Courtney, Henry Alexius, Jr.
Rank and organization: Major, U.S. Marine Corps Reserve. Born: 6 January 1916, Duluth, Minn. Appointed from: Minnesota.
Citation... For conspicuous gallantry and intrepidity at the risk of his life above and beyond the call of duty as Executive Officer of the 2d Battalion, 22d Marines, 6th Marine Division, in action against enemy Japanese forces on Okinawa Shima in the Ryukyu Islands, 14 and 15 May 1945. Ordered to hold for the night in static defense behind Sugar Loaf Hill after leading the forward elements of his command in a prolonged fire fight, Maj. Courtney weighed the effect of a hostile night counterattack against the tactical value of an immediate marine assault, resolved to initiate the assault, and promptly obtained permission to advance and seize the forward slope of the hill.
Quickly explaining the situation to his small remaining force, he declared his personal intention of moving forward and then proceeded on his way, boldly blasting nearby cave positions and neutralizing enemy guns as he went.
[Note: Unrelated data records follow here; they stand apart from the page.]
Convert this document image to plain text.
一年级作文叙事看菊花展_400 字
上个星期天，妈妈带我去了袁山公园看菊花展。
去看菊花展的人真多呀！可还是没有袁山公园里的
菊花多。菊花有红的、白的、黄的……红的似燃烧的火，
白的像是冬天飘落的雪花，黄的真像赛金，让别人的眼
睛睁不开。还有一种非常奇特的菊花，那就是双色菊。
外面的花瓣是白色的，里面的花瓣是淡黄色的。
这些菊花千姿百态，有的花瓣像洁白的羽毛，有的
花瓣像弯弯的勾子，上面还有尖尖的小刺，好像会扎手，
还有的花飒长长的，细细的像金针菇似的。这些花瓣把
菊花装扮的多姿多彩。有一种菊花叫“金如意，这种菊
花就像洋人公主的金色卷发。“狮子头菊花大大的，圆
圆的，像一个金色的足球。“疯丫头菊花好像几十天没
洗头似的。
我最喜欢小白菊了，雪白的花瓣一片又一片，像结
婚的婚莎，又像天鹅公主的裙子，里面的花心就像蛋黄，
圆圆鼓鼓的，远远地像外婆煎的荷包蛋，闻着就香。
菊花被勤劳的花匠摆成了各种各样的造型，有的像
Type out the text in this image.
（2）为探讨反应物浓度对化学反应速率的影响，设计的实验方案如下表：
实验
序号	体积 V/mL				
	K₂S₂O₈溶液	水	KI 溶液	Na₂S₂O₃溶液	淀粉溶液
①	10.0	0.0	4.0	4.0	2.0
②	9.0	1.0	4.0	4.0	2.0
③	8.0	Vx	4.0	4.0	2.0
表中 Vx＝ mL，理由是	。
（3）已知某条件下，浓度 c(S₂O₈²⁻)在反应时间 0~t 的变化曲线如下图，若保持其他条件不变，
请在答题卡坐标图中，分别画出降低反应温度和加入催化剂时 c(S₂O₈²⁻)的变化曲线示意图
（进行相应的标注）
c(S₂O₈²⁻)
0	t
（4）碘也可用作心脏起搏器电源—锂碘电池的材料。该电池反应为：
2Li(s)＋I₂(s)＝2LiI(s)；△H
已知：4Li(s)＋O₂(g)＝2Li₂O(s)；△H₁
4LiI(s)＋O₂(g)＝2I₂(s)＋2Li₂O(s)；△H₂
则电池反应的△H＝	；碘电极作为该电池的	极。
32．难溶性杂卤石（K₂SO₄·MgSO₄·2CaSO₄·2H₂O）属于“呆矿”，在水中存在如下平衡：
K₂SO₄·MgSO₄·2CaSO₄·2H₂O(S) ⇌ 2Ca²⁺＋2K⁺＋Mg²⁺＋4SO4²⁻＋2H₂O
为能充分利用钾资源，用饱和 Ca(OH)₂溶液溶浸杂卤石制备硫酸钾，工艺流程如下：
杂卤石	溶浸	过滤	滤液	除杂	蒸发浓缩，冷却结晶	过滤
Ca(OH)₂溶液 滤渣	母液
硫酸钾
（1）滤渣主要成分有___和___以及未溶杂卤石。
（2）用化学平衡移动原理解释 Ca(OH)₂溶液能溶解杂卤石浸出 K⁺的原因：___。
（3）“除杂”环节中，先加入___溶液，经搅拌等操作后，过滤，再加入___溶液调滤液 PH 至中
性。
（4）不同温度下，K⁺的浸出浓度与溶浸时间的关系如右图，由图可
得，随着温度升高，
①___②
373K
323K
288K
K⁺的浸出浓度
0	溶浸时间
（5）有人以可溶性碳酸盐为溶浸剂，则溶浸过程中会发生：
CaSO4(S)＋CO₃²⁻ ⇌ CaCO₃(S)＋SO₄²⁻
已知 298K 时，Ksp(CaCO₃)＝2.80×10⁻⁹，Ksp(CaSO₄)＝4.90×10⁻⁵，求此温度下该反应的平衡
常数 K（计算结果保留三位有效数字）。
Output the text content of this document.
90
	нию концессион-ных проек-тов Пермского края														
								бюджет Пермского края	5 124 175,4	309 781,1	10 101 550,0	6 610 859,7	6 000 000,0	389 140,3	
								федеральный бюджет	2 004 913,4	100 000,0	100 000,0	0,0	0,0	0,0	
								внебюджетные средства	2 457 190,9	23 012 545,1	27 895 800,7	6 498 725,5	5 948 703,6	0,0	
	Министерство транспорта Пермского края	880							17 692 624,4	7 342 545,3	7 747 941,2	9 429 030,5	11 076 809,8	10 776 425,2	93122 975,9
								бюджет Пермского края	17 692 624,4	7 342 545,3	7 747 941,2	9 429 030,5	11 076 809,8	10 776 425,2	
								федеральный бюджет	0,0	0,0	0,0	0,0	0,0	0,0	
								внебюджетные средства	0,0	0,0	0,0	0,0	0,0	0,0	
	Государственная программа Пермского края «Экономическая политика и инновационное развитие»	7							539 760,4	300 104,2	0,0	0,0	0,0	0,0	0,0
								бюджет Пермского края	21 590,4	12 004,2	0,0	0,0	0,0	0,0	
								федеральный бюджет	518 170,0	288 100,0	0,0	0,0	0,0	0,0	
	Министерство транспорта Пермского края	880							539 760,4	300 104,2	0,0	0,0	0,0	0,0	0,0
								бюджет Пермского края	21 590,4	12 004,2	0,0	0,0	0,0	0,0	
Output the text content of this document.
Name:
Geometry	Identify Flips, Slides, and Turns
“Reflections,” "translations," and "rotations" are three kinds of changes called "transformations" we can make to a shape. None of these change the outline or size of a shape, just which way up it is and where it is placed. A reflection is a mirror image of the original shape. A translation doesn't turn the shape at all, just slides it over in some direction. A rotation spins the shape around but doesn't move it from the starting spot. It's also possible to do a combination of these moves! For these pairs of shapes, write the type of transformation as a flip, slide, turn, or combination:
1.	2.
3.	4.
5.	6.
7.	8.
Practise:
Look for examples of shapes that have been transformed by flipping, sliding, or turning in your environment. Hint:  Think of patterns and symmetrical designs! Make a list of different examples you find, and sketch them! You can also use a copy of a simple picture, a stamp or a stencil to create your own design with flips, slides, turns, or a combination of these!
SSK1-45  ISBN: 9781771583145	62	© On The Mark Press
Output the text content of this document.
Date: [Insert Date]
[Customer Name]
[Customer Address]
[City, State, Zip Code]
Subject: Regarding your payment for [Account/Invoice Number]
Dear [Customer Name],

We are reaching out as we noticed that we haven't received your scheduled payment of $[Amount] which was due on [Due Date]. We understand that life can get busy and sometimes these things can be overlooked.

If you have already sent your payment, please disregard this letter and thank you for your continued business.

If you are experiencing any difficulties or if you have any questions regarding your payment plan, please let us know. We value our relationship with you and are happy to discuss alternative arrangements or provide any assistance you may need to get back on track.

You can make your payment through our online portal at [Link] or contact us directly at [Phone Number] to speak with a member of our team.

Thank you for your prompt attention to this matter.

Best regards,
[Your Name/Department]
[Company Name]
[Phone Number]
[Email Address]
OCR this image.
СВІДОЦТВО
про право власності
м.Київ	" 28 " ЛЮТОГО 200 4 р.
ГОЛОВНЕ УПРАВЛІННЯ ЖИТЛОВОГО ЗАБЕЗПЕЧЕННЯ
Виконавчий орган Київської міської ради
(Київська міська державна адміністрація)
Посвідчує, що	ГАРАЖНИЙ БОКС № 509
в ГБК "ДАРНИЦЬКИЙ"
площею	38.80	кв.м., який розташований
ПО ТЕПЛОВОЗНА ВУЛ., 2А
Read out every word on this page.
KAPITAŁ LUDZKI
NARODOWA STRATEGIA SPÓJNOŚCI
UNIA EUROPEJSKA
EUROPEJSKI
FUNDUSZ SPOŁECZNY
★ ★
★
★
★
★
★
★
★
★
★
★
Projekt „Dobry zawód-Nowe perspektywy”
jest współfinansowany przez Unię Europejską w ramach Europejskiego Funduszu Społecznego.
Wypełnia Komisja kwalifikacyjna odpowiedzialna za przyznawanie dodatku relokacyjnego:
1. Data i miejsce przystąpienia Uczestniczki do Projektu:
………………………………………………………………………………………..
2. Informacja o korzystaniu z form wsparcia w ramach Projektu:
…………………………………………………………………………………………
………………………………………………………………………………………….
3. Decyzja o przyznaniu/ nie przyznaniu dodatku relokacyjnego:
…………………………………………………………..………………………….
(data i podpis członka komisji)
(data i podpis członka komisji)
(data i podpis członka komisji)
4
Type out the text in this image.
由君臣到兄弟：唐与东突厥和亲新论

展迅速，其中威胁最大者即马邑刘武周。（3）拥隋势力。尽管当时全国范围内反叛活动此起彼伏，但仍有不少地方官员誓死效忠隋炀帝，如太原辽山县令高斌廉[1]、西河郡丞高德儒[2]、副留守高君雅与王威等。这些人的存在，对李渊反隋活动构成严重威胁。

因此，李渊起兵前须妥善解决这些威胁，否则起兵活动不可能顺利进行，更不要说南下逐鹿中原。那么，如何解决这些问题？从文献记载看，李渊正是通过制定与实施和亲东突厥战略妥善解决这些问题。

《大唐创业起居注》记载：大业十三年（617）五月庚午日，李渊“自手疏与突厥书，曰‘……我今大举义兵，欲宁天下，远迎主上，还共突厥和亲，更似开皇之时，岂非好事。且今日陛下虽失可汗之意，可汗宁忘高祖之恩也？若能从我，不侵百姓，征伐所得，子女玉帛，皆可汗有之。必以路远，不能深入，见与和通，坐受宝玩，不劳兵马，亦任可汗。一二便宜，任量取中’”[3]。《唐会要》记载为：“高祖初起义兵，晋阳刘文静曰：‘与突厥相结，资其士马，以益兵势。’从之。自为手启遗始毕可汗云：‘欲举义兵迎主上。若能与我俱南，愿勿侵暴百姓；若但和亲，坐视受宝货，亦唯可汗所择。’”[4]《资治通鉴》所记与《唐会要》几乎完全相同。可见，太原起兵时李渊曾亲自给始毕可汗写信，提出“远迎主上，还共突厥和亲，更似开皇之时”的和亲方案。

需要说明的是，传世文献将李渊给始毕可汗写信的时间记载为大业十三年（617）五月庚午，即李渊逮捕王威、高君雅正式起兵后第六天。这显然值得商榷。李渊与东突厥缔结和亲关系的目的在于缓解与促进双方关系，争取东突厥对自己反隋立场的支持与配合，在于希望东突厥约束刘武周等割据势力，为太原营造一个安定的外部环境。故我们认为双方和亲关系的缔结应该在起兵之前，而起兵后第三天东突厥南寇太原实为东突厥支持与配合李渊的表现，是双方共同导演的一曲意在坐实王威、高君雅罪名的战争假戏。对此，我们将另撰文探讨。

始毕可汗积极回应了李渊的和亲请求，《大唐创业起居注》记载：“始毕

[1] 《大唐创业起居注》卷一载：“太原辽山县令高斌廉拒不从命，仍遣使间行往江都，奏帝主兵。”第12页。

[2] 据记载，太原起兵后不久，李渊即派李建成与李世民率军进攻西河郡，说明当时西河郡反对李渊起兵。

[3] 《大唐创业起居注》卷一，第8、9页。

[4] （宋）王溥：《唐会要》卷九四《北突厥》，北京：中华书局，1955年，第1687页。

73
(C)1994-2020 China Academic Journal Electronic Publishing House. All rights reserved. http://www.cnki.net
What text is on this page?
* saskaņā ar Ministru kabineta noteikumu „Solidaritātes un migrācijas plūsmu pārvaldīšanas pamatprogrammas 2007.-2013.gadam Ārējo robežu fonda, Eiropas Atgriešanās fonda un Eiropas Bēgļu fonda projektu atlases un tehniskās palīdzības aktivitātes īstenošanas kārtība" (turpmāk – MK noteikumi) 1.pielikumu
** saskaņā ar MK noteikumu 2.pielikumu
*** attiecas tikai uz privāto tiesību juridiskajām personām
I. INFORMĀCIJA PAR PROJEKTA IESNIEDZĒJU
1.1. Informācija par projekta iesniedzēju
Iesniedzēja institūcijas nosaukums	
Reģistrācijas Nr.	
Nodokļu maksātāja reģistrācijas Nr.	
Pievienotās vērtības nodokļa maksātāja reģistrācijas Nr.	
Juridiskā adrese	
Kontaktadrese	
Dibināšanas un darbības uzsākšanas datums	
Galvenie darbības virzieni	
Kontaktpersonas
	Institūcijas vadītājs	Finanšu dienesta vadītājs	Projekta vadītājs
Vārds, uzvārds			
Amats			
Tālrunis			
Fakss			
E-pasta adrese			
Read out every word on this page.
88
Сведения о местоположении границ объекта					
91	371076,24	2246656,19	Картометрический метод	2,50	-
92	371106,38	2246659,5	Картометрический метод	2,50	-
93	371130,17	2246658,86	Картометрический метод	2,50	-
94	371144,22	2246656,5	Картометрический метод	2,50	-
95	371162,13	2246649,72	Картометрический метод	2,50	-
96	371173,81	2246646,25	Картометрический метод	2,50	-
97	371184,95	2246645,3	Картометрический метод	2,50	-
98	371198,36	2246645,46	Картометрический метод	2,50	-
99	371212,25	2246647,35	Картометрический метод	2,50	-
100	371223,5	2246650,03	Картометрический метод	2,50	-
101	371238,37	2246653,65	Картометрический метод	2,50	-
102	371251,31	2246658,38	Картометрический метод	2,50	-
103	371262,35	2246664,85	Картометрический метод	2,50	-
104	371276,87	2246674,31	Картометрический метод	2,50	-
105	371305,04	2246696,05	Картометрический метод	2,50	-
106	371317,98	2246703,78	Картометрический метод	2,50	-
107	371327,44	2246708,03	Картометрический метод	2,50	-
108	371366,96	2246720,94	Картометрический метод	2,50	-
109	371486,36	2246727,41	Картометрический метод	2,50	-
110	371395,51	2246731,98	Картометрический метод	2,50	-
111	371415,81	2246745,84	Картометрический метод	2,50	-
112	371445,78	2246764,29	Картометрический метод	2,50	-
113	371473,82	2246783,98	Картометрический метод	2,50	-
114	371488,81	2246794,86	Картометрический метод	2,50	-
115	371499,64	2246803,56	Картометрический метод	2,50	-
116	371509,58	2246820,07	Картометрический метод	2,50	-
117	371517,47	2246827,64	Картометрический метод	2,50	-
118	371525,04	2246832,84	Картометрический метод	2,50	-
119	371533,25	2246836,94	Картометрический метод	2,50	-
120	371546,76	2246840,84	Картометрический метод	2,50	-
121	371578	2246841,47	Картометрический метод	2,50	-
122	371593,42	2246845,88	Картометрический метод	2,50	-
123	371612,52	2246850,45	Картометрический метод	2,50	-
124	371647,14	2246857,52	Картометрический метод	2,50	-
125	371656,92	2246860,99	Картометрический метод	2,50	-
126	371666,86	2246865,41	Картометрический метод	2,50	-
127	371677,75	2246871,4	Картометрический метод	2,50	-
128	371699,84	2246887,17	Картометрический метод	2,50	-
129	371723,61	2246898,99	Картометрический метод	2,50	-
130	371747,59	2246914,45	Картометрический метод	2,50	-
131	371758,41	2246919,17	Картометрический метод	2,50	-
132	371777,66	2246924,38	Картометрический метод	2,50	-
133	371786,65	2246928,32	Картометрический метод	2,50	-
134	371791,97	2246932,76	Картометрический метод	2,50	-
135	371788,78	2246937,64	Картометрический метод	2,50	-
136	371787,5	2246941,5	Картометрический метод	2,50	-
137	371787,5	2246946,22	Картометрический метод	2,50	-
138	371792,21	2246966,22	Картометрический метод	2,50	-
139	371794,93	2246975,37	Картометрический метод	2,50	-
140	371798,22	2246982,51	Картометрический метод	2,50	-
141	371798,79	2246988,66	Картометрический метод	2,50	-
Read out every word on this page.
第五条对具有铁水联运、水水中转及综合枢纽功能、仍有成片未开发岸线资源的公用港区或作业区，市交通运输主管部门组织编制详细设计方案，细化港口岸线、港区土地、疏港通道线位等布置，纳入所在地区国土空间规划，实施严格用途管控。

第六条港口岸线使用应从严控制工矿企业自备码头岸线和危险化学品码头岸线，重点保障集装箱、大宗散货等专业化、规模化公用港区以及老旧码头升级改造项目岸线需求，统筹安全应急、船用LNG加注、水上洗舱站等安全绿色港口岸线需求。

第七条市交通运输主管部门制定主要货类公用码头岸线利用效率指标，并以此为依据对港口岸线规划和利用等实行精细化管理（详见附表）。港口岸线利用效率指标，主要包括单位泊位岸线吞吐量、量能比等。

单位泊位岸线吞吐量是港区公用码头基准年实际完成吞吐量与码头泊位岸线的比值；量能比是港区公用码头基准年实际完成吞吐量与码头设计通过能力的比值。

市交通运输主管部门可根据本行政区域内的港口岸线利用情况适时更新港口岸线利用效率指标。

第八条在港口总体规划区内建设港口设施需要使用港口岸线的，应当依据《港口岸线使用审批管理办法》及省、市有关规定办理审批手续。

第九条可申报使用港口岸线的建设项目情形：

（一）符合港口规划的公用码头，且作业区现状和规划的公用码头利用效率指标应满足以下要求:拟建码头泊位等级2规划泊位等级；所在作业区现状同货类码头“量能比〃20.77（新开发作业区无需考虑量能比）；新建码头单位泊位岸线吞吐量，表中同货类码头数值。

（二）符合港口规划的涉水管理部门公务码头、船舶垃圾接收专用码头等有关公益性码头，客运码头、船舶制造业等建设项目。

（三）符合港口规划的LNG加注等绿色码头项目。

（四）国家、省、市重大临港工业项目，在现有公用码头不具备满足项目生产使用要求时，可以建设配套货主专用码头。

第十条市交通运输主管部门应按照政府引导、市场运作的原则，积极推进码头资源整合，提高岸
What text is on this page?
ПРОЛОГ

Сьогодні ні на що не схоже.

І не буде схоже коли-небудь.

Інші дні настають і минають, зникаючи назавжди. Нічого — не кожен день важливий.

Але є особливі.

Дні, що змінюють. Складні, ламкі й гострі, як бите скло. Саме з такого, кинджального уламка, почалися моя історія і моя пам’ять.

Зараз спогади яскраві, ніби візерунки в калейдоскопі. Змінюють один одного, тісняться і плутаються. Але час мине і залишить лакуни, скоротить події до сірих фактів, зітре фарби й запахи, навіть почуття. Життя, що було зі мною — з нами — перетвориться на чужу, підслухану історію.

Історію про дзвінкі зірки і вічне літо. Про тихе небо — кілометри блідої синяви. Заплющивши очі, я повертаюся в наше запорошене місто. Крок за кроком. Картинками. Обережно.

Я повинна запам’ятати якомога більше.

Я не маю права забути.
Inspired by his courage, every man followed without hesitation, and together the intrepid marines braved a terrific concentration of Japanese gunfire to skirt the hill on the right and reach the reverse slope. Temporarily halting, Maj. Courtney sent guides to the rear for more ammunition and possible replacements. Subsequently reinforced by 26 men and an LVT load of grenades, he determined to storm the crest of the hill and crush any planned counterattack before it could gain sufficient momentum to effect a breakthrough. Leading his men by example rather than by command, he pushed ahead with unrelenting aggressiveness, hurling grenades into cave openings on the slope with devastating effect. Upon reaching the crest and observing large numbers of Japanese forming for action less than 100 yards away, he instantly attacked, waged a furious battle and succeeded in killing many of the enemy and in forcing the remainder to take cover in the caves. Determined to hold, he ordered his men to dig in and, coolly disregarding the continuous hail of flying enemy shrapnel to rally his weary troops, tirelessly aided casualties and assigned his men to more advantageous positions. Although instantly killed by a hostile mortar burst while moving among his men, Maj. Courtney, by his astute military acumen, indomitable leadership and decisive action in the face of overwhelming odds, had contributed essentially to the success of the Okinawa campaign. His great personal valor throughout sustained and enhanced the highest traditions of the U.S. Naval Service. He gallantly gave his life for his country.